Note: PDF files are meant to be opened with evince (don’t complain about animations if you use Adobe Reader :frowning: ) OpenFOAM cases are packaged in a ready-to-mesh-and-run state, and python scripts are meant to show the typical work-flow - not to provide fully-featured applications. Instead of real pore (complex) geometry, assemble the porous material to a network of spheres (pores) connected by cylinders (throats), and solve the flow there, using PpenPNM - also a Python Library.Directly simulate a viscous flow through medium’s pores using OpenFOAM (The most trusted method).To formulate a better understanding of this concept, we’ve tried to use common simulation approaches to determine the permeability of a piece of porous material (a 2-D $1.024mm \times 0.728mm$ image generated with porespy - a Python Library -): We’ve also tried to show how field-based methods (Well tests and logs) are used to estimate permeability. This paper features the most-common permeability tests methods (Principle: apply pressure gradients, measure the outgoing flow rate, and use Darcy’s law to determine permeability). Thus, results from mathematical predictions are always treated with caution The most accurate method to estimate permeability of a sample rock to a certain test fluid is to actually measure it (More precisely, calculate it from measured data). With their “very limited” porosity range, these models fail in predicting the permeability of many rock sample especially if they require the determination of grain shape descriptors (sphericity, roundness … etc). With a great focus on granular reservoirs, this presentation introduces key concepts regarding this interesting property of rocks, including the most effective way of comparing two reservoirs in respect to their permeability: The use of permeability coefficient In addition, we’ve tried to present the most important factors affecting rock permeability, and how they affect it.īased on these factors, several mathematical models -adhering to certain conditions- were formed we’ve picked two well-known well-accepted models to feature: Kozeny-Carman (relatively simple porosity-permeability relationship) Happel-Brenner (more complex porosity-permeability relationship). The engineering knowledge have accumulated over the years to explain, optimize and use the behavior of reservoirs in this matter.

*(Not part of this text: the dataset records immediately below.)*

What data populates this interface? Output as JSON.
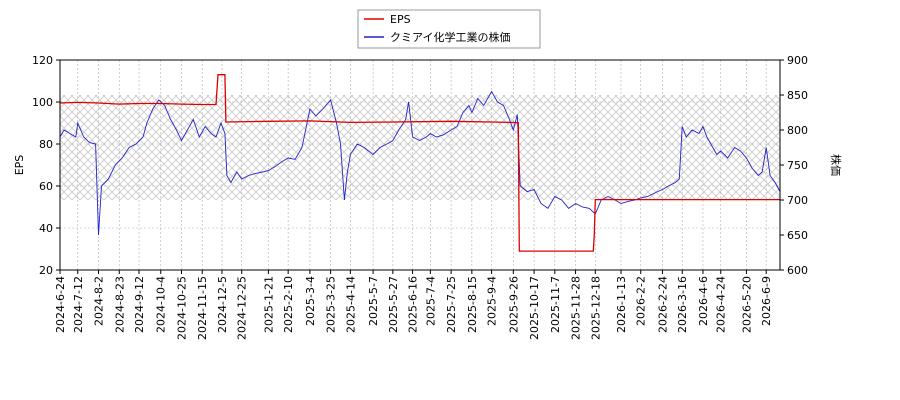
{
  "chart_data": {
    "type": "line",
    "legend": {
      "placement": "top-center",
      "items": [
        {
          "label": "EPS",
          "color": "#dd0000"
        },
        {
          "label": "クミアイ化学工業の株価",
          "color": "#2222cc"
        }
      ]
    },
    "left_axis": {
      "label": "EPS",
      "ylim": [
        20,
        120
      ],
      "ticks": [
        "20",
        "40",
        "60",
        "80",
        "100",
        "120"
      ]
    },
    "right_axis": {
      "label": "株価",
      "ylim": [
        600,
        900
      ],
      "ticks": [
        "600",
        "650",
        "700",
        "750",
        "800",
        "850",
        "900"
      ]
    },
    "x_ticks": [
      "2024-6-24",
      "2024-7-12",
      "2024-8-2",
      "2024-8-23",
      "2024-9-12",
      "2024-10-4",
      "2024-10-25",
      "2024-11-15",
      "2024-12-5",
      "2024-12-25",
      "2025-1-21",
      "2025-2-10",
      "2025-3-4",
      "2025-3-25",
      "2025-4-14",
      "2025-5-7",
      "2025-5-27",
      "2025-6-16",
      "2025-7-4",
      "2025-7-25",
      "2025-8-15",
      "2025-9-4",
      "2025-9-26",
      "2025-10-17",
      "2025-11-7",
      "2025-11-28",
      "2025-12-18",
      "2026-1-13",
      "2026-2-2",
      "2026-2-24",
      "2026-3-16",
      "2026-4-6",
      "2026-4-24",
      "2026-5-20",
      "2026-6-9"
    ],
    "x_range": [
      "2024-6-24",
      "2026-6-23"
    ],
    "grid": true,
    "shaded_band": {
      "axis": "right",
      "range": [
        700,
        850
      ],
      "pattern": "crosshatch"
    },
    "series": [
      {
        "name": "EPS",
        "axis": "left",
        "color": "#dd0000",
        "step": true,
        "points": [
          [
            "2024-6-24",
            99.5
          ],
          [
            "2024-7-12",
            99.8
          ],
          [
            "2024-8-2",
            99.5
          ],
          [
            "2024-8-23",
            99.0
          ],
          [
            "2024-9-12",
            99.3
          ],
          [
            "2024-10-4",
            99.3
          ],
          [
            "2024-10-25",
            99.0
          ],
          [
            "2024-11-15",
            98.8
          ],
          [
            "2024-11-29",
            98.8
          ],
          [
            "2024-12-1",
            113.0
          ],
          [
            "2024-12-8",
            113.0
          ],
          [
            "2024-12-9",
            90.5
          ],
          [
            "2025-1-21",
            90.8
          ],
          [
            "2025-3-4",
            91.0
          ],
          [
            "2025-4-14",
            90.3
          ],
          [
            "2025-5-27",
            90.5
          ],
          [
            "2025-7-25",
            90.8
          ],
          [
            "2025-9-4",
            90.5
          ],
          [
            "2025-10-1",
            90.2
          ],
          [
            "2025-10-2",
            29.0
          ],
          [
            "2025-12-16",
            29.0
          ],
          [
            "2025-12-17",
            37.0
          ],
          [
            "2025-12-18",
            53.5
          ],
          [
            "2026-6-23",
            53.5
          ]
        ]
      },
      {
        "name": "クミアイ化学工業の株価",
        "axis": "right",
        "color": "#2222cc",
        "points": [
          [
            "2024-6-24",
            790
          ],
          [
            "2024-6-28",
            800
          ],
          [
            "2024-7-4",
            795
          ],
          [
            "2024-7-10",
            790
          ],
          [
            "2024-7-12",
            810
          ],
          [
            "2024-7-18",
            790
          ],
          [
            "2024-7-24",
            782
          ],
          [
            "2024-7-30",
            780
          ],
          [
            "2024-8-2",
            650
          ],
          [
            "2024-8-5",
            720
          ],
          [
            "2024-8-12",
            730
          ],
          [
            "2024-8-19",
            750
          ],
          [
            "2024-8-26",
            760
          ],
          [
            "2024-9-2",
            775
          ],
          [
            "2024-9-9",
            780
          ],
          [
            "2024-9-16",
            790
          ],
          [
            "2024-9-20",
            810
          ],
          [
            "2024-9-26",
            830
          ],
          [
            "2024-10-2",
            843
          ],
          [
            "2024-10-8",
            835
          ],
          [
            "2024-10-14",
            815
          ],
          [
            "2024-10-20",
            800
          ],
          [
            "2024-10-25",
            785
          ],
          [
            "2024-10-31",
            800
          ],
          [
            "2024-11-6",
            815
          ],
          [
            "2024-11-12",
            790
          ],
          [
            "2024-11-18",
            805
          ],
          [
            "2024-11-24",
            795
          ],
          [
            "2024-11-29",
            790
          ],
          [
            "2024-12-4",
            810
          ],
          [
            "2024-12-8",
            795
          ],
          [
            "2024-12-10",
            735
          ],
          [
            "2024-12-14",
            725
          ],
          [
            "2024-12-20",
            740
          ],
          [
            "2024-12-25",
            730
          ],
          [
            "2025-1-1",
            735
          ],
          [
            "2025-1-8",
            738
          ],
          [
            "2025-1-15",
            740
          ],
          [
            "2025-1-21",
            742
          ],
          [
            "2025-1-28",
            748
          ],
          [
            "2025-2-4",
            755
          ],
          [
            "2025-2-10",
            760
          ],
          [
            "2025-2-17",
            758
          ],
          [
            "2025-2-24",
            775
          ],
          [
            "2025-3-4",
            830
          ],
          [
            "2025-3-10",
            820
          ],
          [
            "2025-3-17",
            830
          ],
          [
            "2025-3-25",
            843
          ],
          [
            "2025-3-31",
            810
          ],
          [
            "2025-4-4",
            780
          ],
          [
            "2025-4-8",
            700
          ],
          [
            "2025-4-11",
            740
          ],
          [
            "2025-4-14",
            765
          ],
          [
            "2025-4-21",
            780
          ],
          [
            "2025-4-28",
            775
          ],
          [
            "2025-5-7",
            765
          ],
          [
            "2025-5-14",
            775
          ],
          [
            "2025-5-21",
            780
          ],
          [
            "2025-5-27",
            785
          ],
          [
            "2025-6-2",
            800
          ],
          [
            "2025-6-9",
            815
          ],
          [
            "2025-6-12",
            840
          ],
          [
            "2025-6-16",
            790
          ],
          [
            "2025-6-23",
            785
          ],
          [
            "2025-6-30",
            790
          ],
          [
            "2025-7-4",
            795
          ],
          [
            "2025-7-10",
            790
          ],
          [
            "2025-7-17",
            793
          ],
          [
            "2025-7-25",
            800
          ],
          [
            "2025-7-31",
            805
          ],
          [
            "2025-8-6",
            825
          ],
          [
            "2025-8-12",
            835
          ],
          [
            "2025-8-15",
            825
          ],
          [
            "2025-8-21",
            845
          ],
          [
            "2025-8-27",
            835
          ],
          [
            "2025-9-4",
            855
          ],
          [
            "2025-9-10",
            840
          ],
          [
            "2025-9-16",
            835
          ],
          [
            "2025-9-22",
            815
          ],
          [
            "2025-9-26",
            800
          ],
          [
            "2025-9-30",
            822
          ],
          [
            "2025-10-3",
            720
          ],
          [
            "2025-10-10",
            712
          ],
          [
            "2025-10-17",
            715
          ],
          [
            "2025-10-24",
            695
          ],
          [
            "2025-10-31",
            688
          ],
          [
            "2025-11-7",
            705
          ],
          [
            "2025-11-14",
            700
          ],
          [
            "2025-11-21",
            688
          ],
          [
            "2025-11-28",
            695
          ],
          [
            "2025-12-5",
            690
          ],
          [
            "2025-12-12",
            688
          ],
          [
            "2025-12-18",
            680
          ],
          [
            "2025-12-24",
            700
          ],
          [
            "2025-12-31",
            705
          ],
          [
            "2026-1-7",
            700
          ],
          [
            "2026-1-13",
            695
          ],
          [
            "2026-1-20",
            698
          ],
          [
            "2026-1-27",
            700
          ],
          [
            "2026-2-2",
            703
          ],
          [
            "2026-2-9",
            705
          ],
          [
            "2026-2-16",
            710
          ],
          [
            "2026-2-24",
            715
          ],
          [
            "2026-3-2",
            720
          ],
          [
            "2026-3-9",
            725
          ],
          [
            "2026-3-13",
            730
          ],
          [
            "2026-3-16",
            805
          ],
          [
            "2026-3-20",
            790
          ],
          [
            "2026-3-26",
            800
          ],
          [
            "2026-4-2",
            795
          ],
          [
            "2026-4-6",
            805
          ],
          [
            "2026-4-10",
            790
          ],
          [
            "2026-4-16",
            775
          ],
          [
            "2026-4-20",
            765
          ],
          [
            "2026-4-24",
            770
          ],
          [
            "2026-5-1",
            760
          ],
          [
            "2026-5-8",
            775
          ],
          [
            "2026-5-14",
            770
          ],
          [
            "2026-5-20",
            760
          ],
          [
            "2026-5-26",
            745
          ],
          [
            "2026-6-1",
            735
          ],
          [
            "2026-6-5",
            740
          ],
          [
            "2026-6-9",
            775
          ],
          [
            "2026-6-13",
            735
          ],
          [
            "2026-6-18",
            725
          ],
          [
            "2026-6-23",
            712
          ]
        ]
      }
    ]
  }
}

One of the most important properties of hydrocarbon reservoirs is their capacity of passing fluids ie, their permeability to fluids in question. Should be able to benefit from this presentation and related files (The way I presented it: Split it up to parts and give each part to the appropriate audience).
#Ies ve simulation software#
OpenFOAM and Network-based software ( OpenPNM for example) are our chosen open-source software toolkits for permeability simulation. Permeability and Filtration coefficients are some must-know factors for oil/gas reservoir management and optimization.